High blood pressure appears to accelerate cognitive decline among middle-aged and older adults, but treating high blood pressure may slow this down, according to a preliminary study presented by researchers at Columbia University Mailman School of Public Health at the American Heart Association’s Hypertension 2019 Scientific Sessions.
The findings are important because high blood pressure and cognitive decline are two of the most common conditions associated with aging, and more people are living longer, worldwide. According to the American Heart Association’s 2017 Hypertension Guidelines, high blood pressure affects approximately 80 million U.S. adults and one billion people globally. Moreover, the relationship between brain health and high blood pressure is a growing interest as researchers examine how elevated blood pressure affects the brain’s blood vessels, which in turn, may impact memory, language, and thinking skills.
In this observational study, the researchers analyzed data collected on nearly 11,000 adults from the China Health and Retirement Longitudinal Study (CHARLS) between 2011-2015, to assess how high blood pressure and its treatment may influence cognitive decline. High blood pressure was defined as having a systolic blood pressure of 140 mmHg or higher and a diastolic blood pressure of 90 mmHg or higher, and/or taking antihypertensive treatment. According to guidelines of the American Heart Association, high blood pressure is defined as 130 mmHg or higher or a diastolic reading of 80 mmH or higher.

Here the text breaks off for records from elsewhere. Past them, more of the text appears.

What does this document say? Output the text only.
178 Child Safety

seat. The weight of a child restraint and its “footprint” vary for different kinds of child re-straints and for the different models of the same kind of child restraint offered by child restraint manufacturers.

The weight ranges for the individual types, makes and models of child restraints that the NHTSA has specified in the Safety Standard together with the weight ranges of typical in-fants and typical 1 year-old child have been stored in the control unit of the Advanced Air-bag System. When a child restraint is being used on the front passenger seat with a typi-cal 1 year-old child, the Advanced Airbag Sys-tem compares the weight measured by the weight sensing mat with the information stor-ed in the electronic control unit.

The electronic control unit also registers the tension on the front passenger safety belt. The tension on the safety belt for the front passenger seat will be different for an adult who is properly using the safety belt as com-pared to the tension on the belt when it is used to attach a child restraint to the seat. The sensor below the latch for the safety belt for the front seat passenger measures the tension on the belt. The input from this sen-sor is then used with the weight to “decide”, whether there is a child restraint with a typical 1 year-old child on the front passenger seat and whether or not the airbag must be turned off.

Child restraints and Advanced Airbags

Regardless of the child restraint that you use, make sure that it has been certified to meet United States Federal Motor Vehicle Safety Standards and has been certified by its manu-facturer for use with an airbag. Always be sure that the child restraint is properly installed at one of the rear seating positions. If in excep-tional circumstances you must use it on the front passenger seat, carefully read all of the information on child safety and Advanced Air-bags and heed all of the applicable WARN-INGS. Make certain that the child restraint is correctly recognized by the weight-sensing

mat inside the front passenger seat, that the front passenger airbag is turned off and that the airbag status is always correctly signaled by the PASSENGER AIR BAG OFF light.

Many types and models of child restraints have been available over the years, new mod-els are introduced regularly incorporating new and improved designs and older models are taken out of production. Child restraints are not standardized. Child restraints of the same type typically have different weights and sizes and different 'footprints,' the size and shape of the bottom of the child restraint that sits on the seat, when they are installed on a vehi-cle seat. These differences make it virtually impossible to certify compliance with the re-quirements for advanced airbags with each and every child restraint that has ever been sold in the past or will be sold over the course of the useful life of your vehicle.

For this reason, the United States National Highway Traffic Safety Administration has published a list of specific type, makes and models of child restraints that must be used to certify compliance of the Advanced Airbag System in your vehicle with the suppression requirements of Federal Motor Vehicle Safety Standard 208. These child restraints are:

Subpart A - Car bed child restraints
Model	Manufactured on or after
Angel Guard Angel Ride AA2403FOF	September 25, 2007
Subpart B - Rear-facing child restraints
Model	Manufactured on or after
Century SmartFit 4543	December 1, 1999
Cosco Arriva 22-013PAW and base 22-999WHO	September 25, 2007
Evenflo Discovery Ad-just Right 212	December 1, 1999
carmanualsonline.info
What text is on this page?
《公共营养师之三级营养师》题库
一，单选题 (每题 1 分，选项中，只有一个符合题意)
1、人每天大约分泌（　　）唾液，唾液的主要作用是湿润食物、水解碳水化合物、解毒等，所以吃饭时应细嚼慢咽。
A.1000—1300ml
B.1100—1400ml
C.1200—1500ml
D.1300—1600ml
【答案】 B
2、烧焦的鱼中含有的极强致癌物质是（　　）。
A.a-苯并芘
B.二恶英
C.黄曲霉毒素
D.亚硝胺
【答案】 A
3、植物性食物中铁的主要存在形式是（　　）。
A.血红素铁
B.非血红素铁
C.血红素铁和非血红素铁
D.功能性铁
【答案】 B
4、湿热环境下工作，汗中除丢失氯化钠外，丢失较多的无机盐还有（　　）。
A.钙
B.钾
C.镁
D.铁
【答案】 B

For the study in China, researchers interviewed study participants at home about their high blood pressure treatment, education level and noted if they lived in a rural or urban environment. They were also asked to perform cognitive tests, such as immediately recalling words as part of a memory quiz. Among the study’s findings:
● Overall cognition scores declined over the four-year study.
● Participants ages 55 and older who had high blood pressure showed a more rapid rate of cognitive decline compared with participants who were being treated for high blood pressure and those who did not have high blood pressure.

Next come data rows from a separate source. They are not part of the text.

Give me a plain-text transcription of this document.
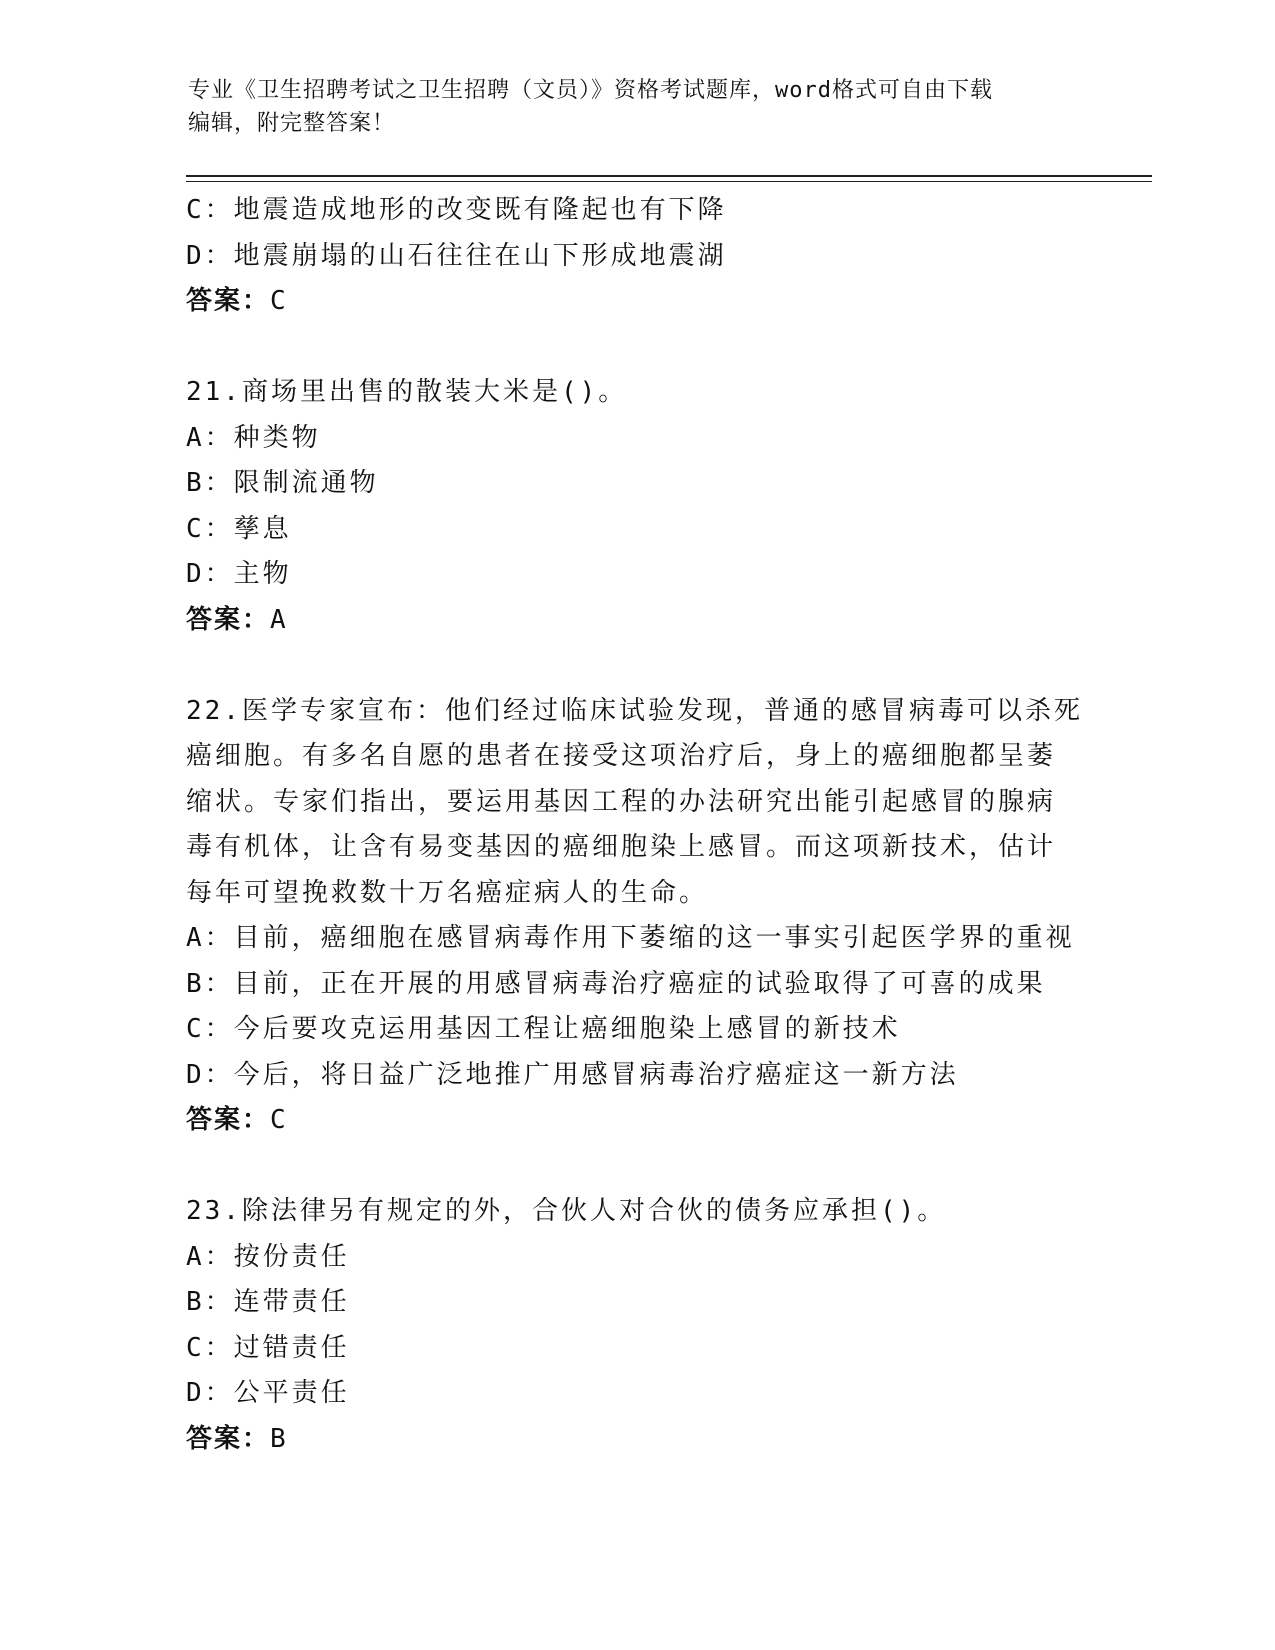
专业《卫生招聘考试之卫生招聘（文员）》资格考试题库，word格式可自由下载
编辑，附完整答案！
C：地震造成地形的改变既有隆起也有下降
D：地震崩塌的山石往往在山下形成地震湖
答案：C
21.商场里出售的散装大米是()。
A：种类物
B：限制流通物
C：孳息
D：主物
答案：A
22.医学专家宣布：他们经过临床试验发现，普通的感冒病毒可以杀死
癌细胞。有多名自愿的患者在接受这项治疗后，身上的癌细胞都呈萎
缩状。专家们指出，要运用基因工程的办法研究出能引起感冒的腺病
毒有机体，让含有易变基因的癌细胞染上感冒。而这项新技术，估计
每年可望挽救数十万名癌症病人的生命。
A：目前，癌细胞在感冒病毒作用下萎缩的这一事实引起医学界的重视
B：目前，正在开展的用感冒病毒治疗癌症的试验取得了可喜的成果
C：今后要攻克运用基因工程让癌细胞染上感冒的新技术
D：今后，将日益广泛地推广用感冒病毒治疗癌症这一新方法
答案：C
23.除法律另有规定的外，合伙人对合伙的债务应承担()。
A：按份责任
B：连带责任
C：过错责任
D：公平责任
答案：B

● The rate of cognitive decline was similar between those taking high blood pressure treatment and those who did not have high blood pressure.
The study did not evaluate why or how high blood pressure treatments may have contributed to slower cognitive decline or if some treatments were more effective than others.
“We think efforts should be made to expand high blood pressure screenings, especially for at-risk populations, because so many people are not aware that they have high blood pressure that should be treated,” said presenting study author Shumin Rui, a biostatistician at Columbia Mailman School. “This study focused on middle-aged and older adults in China, but we believe our results could apply to populations elsewhere as well. We need to better understand how high blood pressure treatments may protect against cognitive decline and look at how high blood pressure and cognitive decline are occurring together.”